熊本地震

引っ込み思案が地震で変わった…長い髪切り一念発起した東海大の女子学生

 「こんな所に入ったら死んでしまう」。裂けた壁から屋外が見えていて、天井の照明は今にも落ちそうだった。中に入るのをかたくなに拒む学生も多かった。

 トイレの事情も過酷だった。「体育館の裏手でするしかなく、特に女性には耐えられなかった」。暖を取るため毛布にくるまり、身を寄せ合って夜を明かしているとき、東海大生が犠牲になったことを知った。

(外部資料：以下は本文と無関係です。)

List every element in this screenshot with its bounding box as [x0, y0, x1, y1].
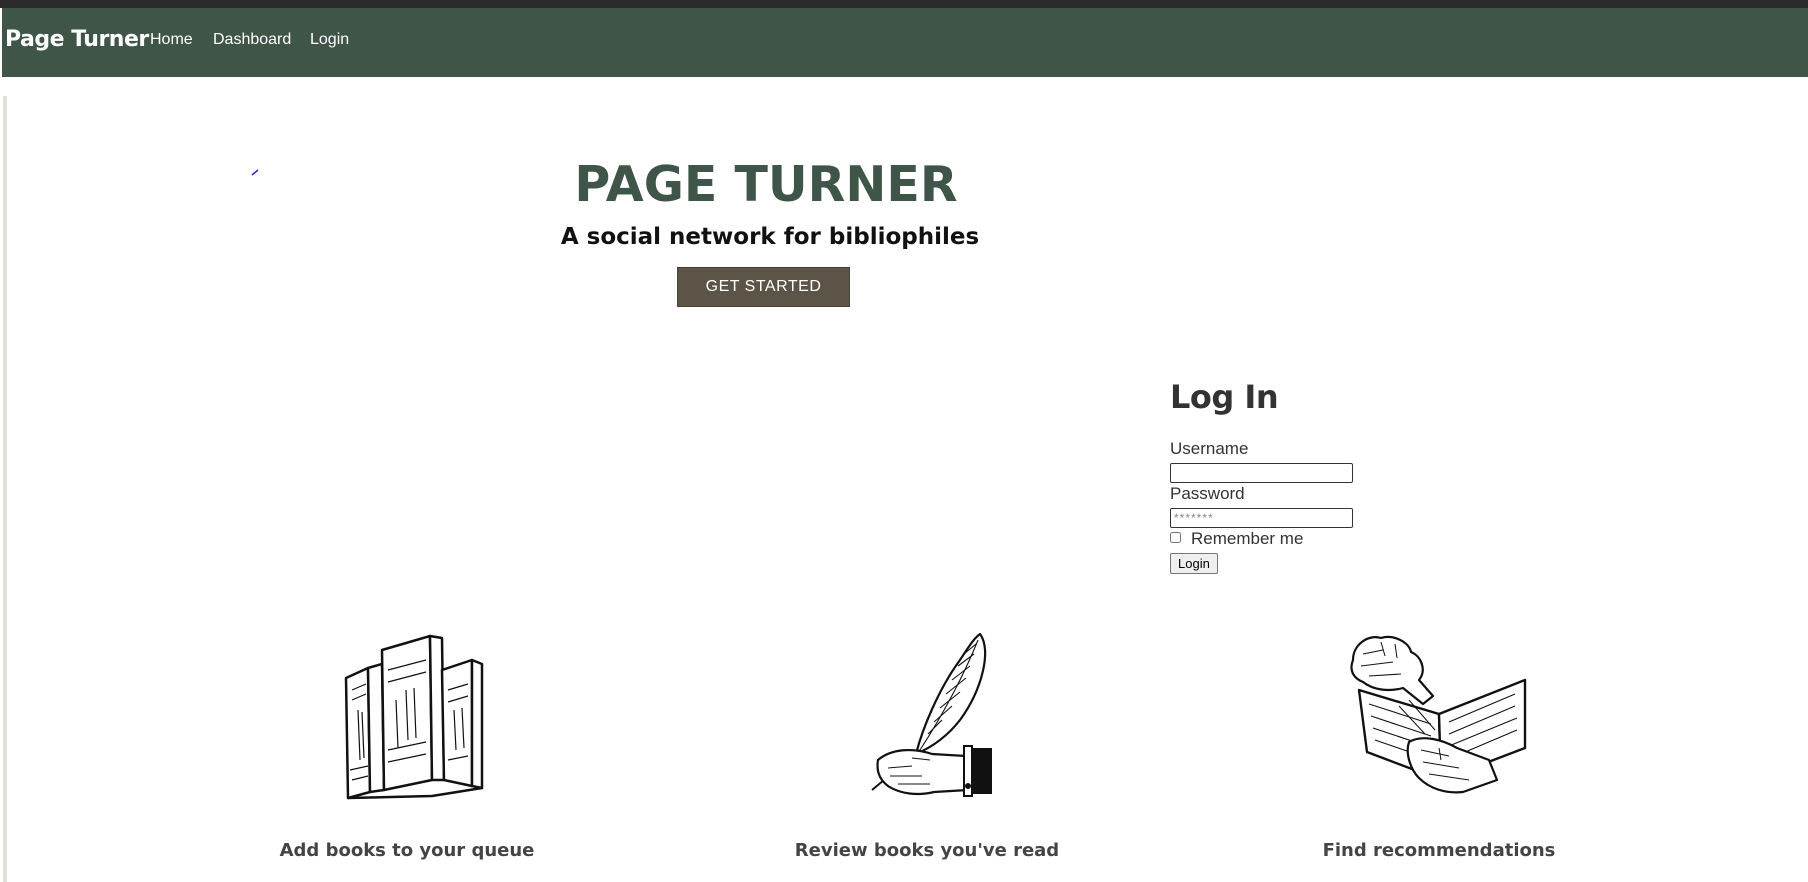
feature-recommendations: [1259, 630, 1619, 800]
quill-pen-hand-icon: [871, 632, 992, 797]
login-submit-button[interactable]: Login: [1170, 553, 1218, 574]
hero-subtitle: A social network for bibliophiles: [560, 224, 980, 250]
content-left-border: [3, 96, 7, 882]
password-input[interactable]: [1170, 508, 1353, 528]
brand-link[interactable]: Page Turner: [5, 27, 149, 52]
hero-title: PAGE TURNER: [574, 156, 958, 213]
window-top-strip: [0, 0, 1808, 8]
feature-review: [747, 630, 1107, 800]
username-label: Username: [1170, 439, 1249, 458]
top-navbar: Page Turner Home Dashboard Login: [2, 8, 1808, 77]
login-form: Log In Username Password Remember me Log…: [1170, 378, 1390, 574]
nav-link-home[interactable]: Home: [150, 31, 193, 49]
hands-open-book-icon: [1350, 635, 1527, 794]
remember-me-checkbox[interactable]: [1170, 532, 1181, 543]
feature-queue: [227, 630, 587, 800]
nav-link-login[interactable]: Login: [310, 31, 349, 49]
stacked-books-icon: [344, 634, 484, 800]
get-started-button[interactable]: GET STARTED: [677, 267, 850, 307]
feature-queue-caption: Add books to your queue: [279, 840, 535, 861]
password-label: Password: [1170, 484, 1245, 503]
login-title: Log In: [1170, 378, 1279, 416]
feature-review-caption: Review books you've read: [794, 840, 1060, 861]
feature-recommendations-caption: Find recommendations: [1322, 840, 1556, 861]
nav-link-dashboard[interactable]: Dashboard: [213, 31, 291, 49]
username-input[interactable]: [1170, 463, 1353, 483]
remember-me-label[interactable]: Remember me: [1191, 529, 1303, 549]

 「以前は引っ込み思案な性格だったが、死と隣り合わせの地震を経験して考え方が変わった」と下川さん。大学が休校し、熊本市の実家に戻った4月下旬、ボランティアをしようと思い立った。県内外に散り散りになった友人らが、それぞれの地元で自主的に被災地支援の募金活動をしていることに触発されたのだ。

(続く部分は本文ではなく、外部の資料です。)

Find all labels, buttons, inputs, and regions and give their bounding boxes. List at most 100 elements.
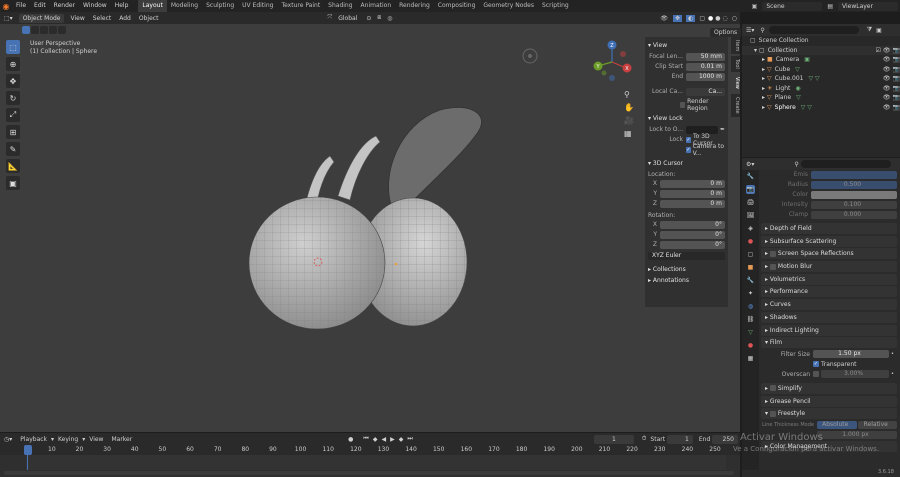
menu-window[interactable]: Window: [79, 0, 111, 12]
eye-icon[interactable]: 👁: [883, 56, 891, 63]
cursor-rotation-z[interactable]: 0°: [660, 240, 725, 249]
collections-section-header[interactable]: ▸ Collections: [648, 266, 725, 274]
end-frame-field[interactable]: 250: [712, 434, 738, 444]
view-layer-tab-icon[interactable]: 🖼: [746, 211, 755, 220]
shading-material-icon[interactable]: ●: [715, 15, 720, 22]
panel-simplify[interactable]: ▸ Simplify: [761, 382, 897, 394]
transparent-checkbox[interactable]: ✓: [813, 361, 819, 368]
panel-shadows[interactable]: ▸ Shadows: [761, 311, 897, 323]
measure-tool-icon[interactable]: 📐: [6, 159, 20, 173]
camera-render-icon[interactable]: 📷: [893, 66, 900, 73]
timeline-scrollbar[interactable]: [4, 471, 734, 475]
snap-icon[interactable]: ⧈: [377, 14, 381, 22]
view-camera-widget[interactable]: [520, 46, 540, 66]
navigation-gizmo[interactable]: Z X Y: [590, 38, 634, 84]
object-tab-icon[interactable]: ■: [746, 263, 755, 272]
properties-editor-icon[interactable]: ⚙▾: [746, 161, 754, 168]
annotate-tool-icon[interactable]: ✎: [6, 142, 20, 156]
focal-length-field[interactable]: 50 mm: [686, 52, 725, 61]
jump-end-icon[interactable]: ⏭: [407, 435, 412, 443]
tab-tool[interactable]: Tool: [731, 56, 740, 73]
menu-view[interactable]: View: [66, 15, 88, 22]
color-swatch[interactable]: [811, 190, 897, 199]
tab-create[interactable]: Create: [731, 93, 740, 117]
data-tab-icon[interactable]: ▽: [746, 328, 755, 337]
menu-playback[interactable]: Playback: [16, 436, 51, 443]
ssr-checkbox[interactable]: [769, 250, 776, 257]
jump-start-icon[interactable]: ⏮: [363, 435, 368, 443]
outliner-row-cube[interactable]: ▸ ▽ Cube ▽ 👁 📷: [742, 65, 900, 75]
outliner-row-collection[interactable]: ▾ ▢ Collection ☑ 👁 📷: [742, 45, 900, 55]
editor-type-icon[interactable]: ⬚▾: [0, 15, 17, 22]
cursor-rotation-y[interactable]: 0°: [660, 230, 725, 239]
new-collection-icon[interactable]: ▣: [876, 27, 882, 34]
outliner-search-input[interactable]: [768, 26, 859, 34]
panel-volumetrics[interactable]: ▸ Volumetrics: [761, 273, 897, 285]
camera-view-icon[interactable]: 🎥: [624, 116, 634, 125]
eye-icon[interactable]: 👁: [883, 66, 891, 73]
playhead[interactable]: [24, 445, 32, 455]
collection-tab-icon[interactable]: ▢: [746, 250, 755, 259]
next-keyframe-icon[interactable]: ◆: [399, 436, 404, 443]
eye-icon[interactable]: 👁: [883, 75, 891, 82]
tab-shading[interactable]: Shading: [324, 0, 356, 12]
tab-texture-paint[interactable]: Texture Paint: [277, 0, 324, 12]
overscan-checkbox[interactable]: [813, 371, 819, 378]
outliner-editor-icon[interactable]: ☰▾: [746, 27, 754, 34]
viewlayer-selector[interactable]: ViewLayer: [838, 1, 898, 11]
menu-select[interactable]: Select: [89, 15, 116, 22]
camera-render-icon[interactable]: 📷: [893, 104, 900, 111]
panel-motion-blur[interactable]: ▸ Motion Blur: [761, 261, 897, 273]
mode-selector[interactable]: Object Mode: [18, 13, 65, 23]
scale-tool-icon[interactable]: ⤢: [6, 108, 20, 122]
physics-tab-icon[interactable]: ◍: [746, 302, 755, 311]
transform-tool-icon[interactable]: ⊞: [6, 125, 20, 139]
camera-render-icon[interactable]: 📷: [893, 75, 900, 82]
antenna-right[interactable]: [337, 135, 381, 201]
panel-film[interactable]: ▾ Film: [761, 337, 897, 349]
tab-view[interactable]: View: [731, 74, 740, 92]
cursor-location-y[interactable]: 0 m: [660, 189, 725, 198]
camera-render-icon[interactable]: 📷: [893, 47, 900, 54]
move-tool-icon[interactable]: ✥: [6, 74, 20, 88]
material-tab-icon[interactable]: ●: [746, 341, 755, 350]
menu-timeline-view[interactable]: View: [85, 436, 107, 443]
local-camera-field[interactable]: Ca...: [686, 87, 725, 96]
menu-marker[interactable]: Marker: [107, 436, 136, 443]
tab-geometry-nodes[interactable]: Geometry Nodes: [479, 0, 538, 12]
viewport-3d[interactable]: User Perspective (1) Collection | Sphere…: [0, 24, 742, 432]
overlay-toggle-icon[interactable]: ◐: [686, 14, 696, 22]
orientation-icon[interactable]: ⤧: [327, 14, 332, 22]
outliner-row-cube-001[interactable]: ▸ ▽ Cube.001 ▽ ▽ 👁 📷: [742, 74, 900, 84]
3d-cursor-section-header[interactable]: ▾ 3D Cursor: [648, 160, 725, 168]
filter-funnel-icon[interactable]: ⧩: [867, 26, 872, 34]
eye-icon[interactable]: 👁: [883, 85, 891, 92]
shading-wire-icon[interactable]: ○: [732, 15, 737, 22]
annotations-section-header[interactable]: ▸ Annotations: [648, 277, 725, 285]
options-button[interactable]: Options: [710, 28, 742, 37]
menu-help[interactable]: Help: [111, 0, 133, 12]
play-reverse-icon[interactable]: ◀: [381, 436, 386, 443]
panel-screen-space-reflections[interactable]: ▸ Screen Space Reflections: [761, 248, 897, 260]
menu-object[interactable]: Object: [135, 15, 163, 22]
zoom-icon[interactable]: ⚲: [624, 90, 634, 99]
clamp-field[interactable]: 0.000: [811, 210, 897, 219]
modifier-tab-icon[interactable]: 🔧: [746, 276, 755, 285]
xray-icon[interactable]: ▢: [699, 15, 705, 22]
tab-layout[interactable]: Layout: [138, 0, 167, 12]
camera-render-icon[interactable]: 📷: [893, 56, 900, 63]
constraint-tab-icon[interactable]: ⛓: [746, 315, 755, 324]
lock-3d-cursor-checkbox[interactable]: ✓: [686, 136, 692, 143]
visibility-icon[interactable]: 👁: [660, 15, 668, 22]
camera-render-icon[interactable]: 📷: [893, 85, 900, 92]
proportional-icon[interactable]: ◎: [387, 15, 392, 22]
panel-indirect-lighting[interactable]: ▸ Indirect Lighting: [761, 324, 897, 336]
tab-animation[interactable]: Animation: [357, 0, 396, 12]
tab-scripting[interactable]: Scripting: [538, 0, 573, 12]
pivot-icon[interactable]: ⊙: [366, 15, 371, 22]
properties-search-icon[interactable]: ⚲: [794, 161, 798, 168]
viewlayer-icon[interactable]: ▤: [827, 3, 833, 10]
intensity-field[interactable]: 0.100: [811, 200, 897, 209]
view-lock-section-header[interactable]: ▾ View Lock: [648, 115, 725, 123]
panel-curves[interactable]: ▸ Curves: [761, 299, 897, 311]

 腰まで伸ばしていた長い髪を「現場で邪魔になるから」と30センチ以上切り、ショートカットにした。「私も復興の力になりたい」。そんな決意の表れだった。

 現在、熊本市東区でがれき撤去要望の受付や、ドリルやヘルメットといった備品の貸し出し業務を担当しながら、遅々として進まない南阿蘇村の復興が気がかりでならない。

当たり前の日常を

 「熊本市や益城町などに支援の目が向けられているが、私たちが過ごした村のことも忘れずに助けてほしい。そのためにも、あの日に村で起きたことを知ってもらわないと」。友人らに呼びかけて倒壊した建物などの写真を集め、自らの体験談とともにフェイスブックで公開している。

 「当たり前のように友達と会い、大学で勉強できる幸せを取り戻したい」

 遠くに阿蘇の山々を思いながら、1日も早く日常を取り戻そうと活動を続けている。